It's OK to say no to Beijing's demands regarding the naming and designation of Taiwan. China may push and whine and scream and threaten, but at the end of the day, if you hold the line, nothing comes of it. In specific, rare instances where it has, it's because an entire industry has caved and so the CCP can flex its muscles without worry.

Take the latest LSE sculpture controversy that Chinese students manufactured. As of now, The World Turned Upside Down has still not been changed. I can confirm this as of April 14th: 


Photo used with permission

No official decision has been made, but seeing as it's no longer in the news, I doubt it will continue to be an issue.

And what has Beijing threatened or done in retaliation?

Nothing. Nothing at all. I've checked every news source I can find on this, and there's nada. Zero.

LSE said they were going to shelve the issue, and silence reigned. The Economist intoned that China could threaten to cut off student enrollment as they said they might do at Oxford:


When Louise Richardson, vice-chancellor of Oxford University, was asked by the Chinese embassy to prevent Lord Patten, the university’s chancellor (a largely ceremonial role), from visiting Hong Kong, she refused.... 
British universities have worked hard to court the Chinese, and the rush of students paying hefty international fees demonstrates the benefits of this approach.
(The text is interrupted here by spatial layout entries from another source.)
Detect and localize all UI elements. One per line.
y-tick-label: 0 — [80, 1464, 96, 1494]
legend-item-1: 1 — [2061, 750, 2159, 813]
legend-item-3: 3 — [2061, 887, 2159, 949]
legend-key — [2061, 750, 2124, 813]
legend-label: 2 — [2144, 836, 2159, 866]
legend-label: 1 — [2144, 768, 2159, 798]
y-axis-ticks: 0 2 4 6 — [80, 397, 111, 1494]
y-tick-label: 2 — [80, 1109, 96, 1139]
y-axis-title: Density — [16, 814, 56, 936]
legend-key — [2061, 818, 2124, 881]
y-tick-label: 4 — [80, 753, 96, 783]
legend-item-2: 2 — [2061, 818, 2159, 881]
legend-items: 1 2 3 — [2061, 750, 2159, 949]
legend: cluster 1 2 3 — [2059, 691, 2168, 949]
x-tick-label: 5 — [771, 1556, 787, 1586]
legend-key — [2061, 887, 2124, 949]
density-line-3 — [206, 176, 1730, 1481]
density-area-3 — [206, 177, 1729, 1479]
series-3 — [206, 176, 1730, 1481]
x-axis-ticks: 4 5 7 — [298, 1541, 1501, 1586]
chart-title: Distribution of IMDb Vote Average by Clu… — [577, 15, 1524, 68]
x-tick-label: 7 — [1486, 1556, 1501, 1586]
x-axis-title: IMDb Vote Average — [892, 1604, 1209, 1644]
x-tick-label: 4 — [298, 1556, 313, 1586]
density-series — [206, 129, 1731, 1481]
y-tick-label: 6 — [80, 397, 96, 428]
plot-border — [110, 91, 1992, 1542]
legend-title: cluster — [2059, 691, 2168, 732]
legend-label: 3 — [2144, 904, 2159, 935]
But as the LSE is now finding out, it is not without drawbacks. When threatened with receiving fewer Chinese students by the Chinese embassy, Ms Richardson of Oxford replied that there were many Indians who would be happy to take their place. 

But so far that has not materialized, and as far as I'm aware it never came to anything at Oxford, either. That allows us to add Oxford University to our list of institutions that have refused Chinese demands and suffered no real repercussions.

Then there was the incident at the Lions Club, which has chapters in Taiwan (in China, they have their own Lions Club which apparently cooperates with the Lions Club International). The China chapter tried to force the international organization to change Taiwan's designation...and failed.

Has there been any blowback against the Lions Club by Chinese authorities since?

As far as I can find, there has been none.

And here's one that may surprise you. Remember when we all thought that an Air New Zealand flight was denied landing in China because the Chinese government had requested that the airline change its designation of Taiwan to show it as part of China?

Turns out that's likely not the case. One website reported it, and everyone just took it as true. But even Reuters - that bastion of bad Taiwan reporting - didn't think there was enough evidence to the story to even report it as a possibility. And as The Guardian pointed out, there's no definitive evidence that this was the reason, and in fact reported that:


China’s foreign affairs spokesperson Hua Chunying said the Air New Zealand flight had turned around on its own accord. “Due to temporary glitch in dispatchment, this airplane failed to obtain a landing permit with its destination and decided of its own accord to return en route.”

Beijing is quite clear on the line it takes with international airlines; it has no reason to lie about this.

So I went and checked. Guess what!

Air New Zealand still doesn't refer to Taiwan as a part of China. On its route map, it puts Taiwan in capital letters just as it does with every other country.



Screen Shot 2019-04-16 at 8.01.14 PM



At least in Taiwan, their website opens with a reference to Taiwan:


Screen Shot 2019-04-16 at 7.59.05 PM


...and Taipei is just referred to as "Taipei" as a destination they fly to, as with every other city.

 Are you hearing news reports about Air New Zealand being denied the ability to fly to China, because they never heeded the request that they change Taiwan's designation? No?

That's because it never happened. Air New Zealand doesn't call Taiwan "China" and yet they are still able to fly to several cities in China, and keep Shanghai as a hub!

What this means is that all those other airlines never actually had to change Taiwan's designation. There was no risk. There's no way China would have banned all of them, seeing as it won't even ban one.

The same could have been true for organizations that have already bent the knee to Emperor Xi - such as the international English proficiency testing organizations IELTS and TOEFL - I fail to see why they felt it was necessary. Do they really think China would ban IELTS or TOEFL testing? With all of the rich princelings that powerful parents want to send to study abroad? Please. There was no risk here; they just bent over because they like it rough, I suppose. If anything, organizations like IELTS bring pain on themselves when their own governments castigate them over their stupid decisions.

And, of course, while China might cause trouble for international news publications, the New York Times, The Economist and more who refer to Taiwan as "Taiwan" are already blocked in China. I suspect most would agree as well that censoring their content so as to appease China - assuring their reporters access or keeping their sites unblocked - would irreparably damage their credibility as sources of reputable journalism regardless. So, there is no reason going forward for them to make any changes either.

In short, let this be my announcement to the international organizations and businesses of the world: you don't have to give in to Beijing's demands on Taiwan.

It's clear that they don't actually do anything to retaliate if you show them the door.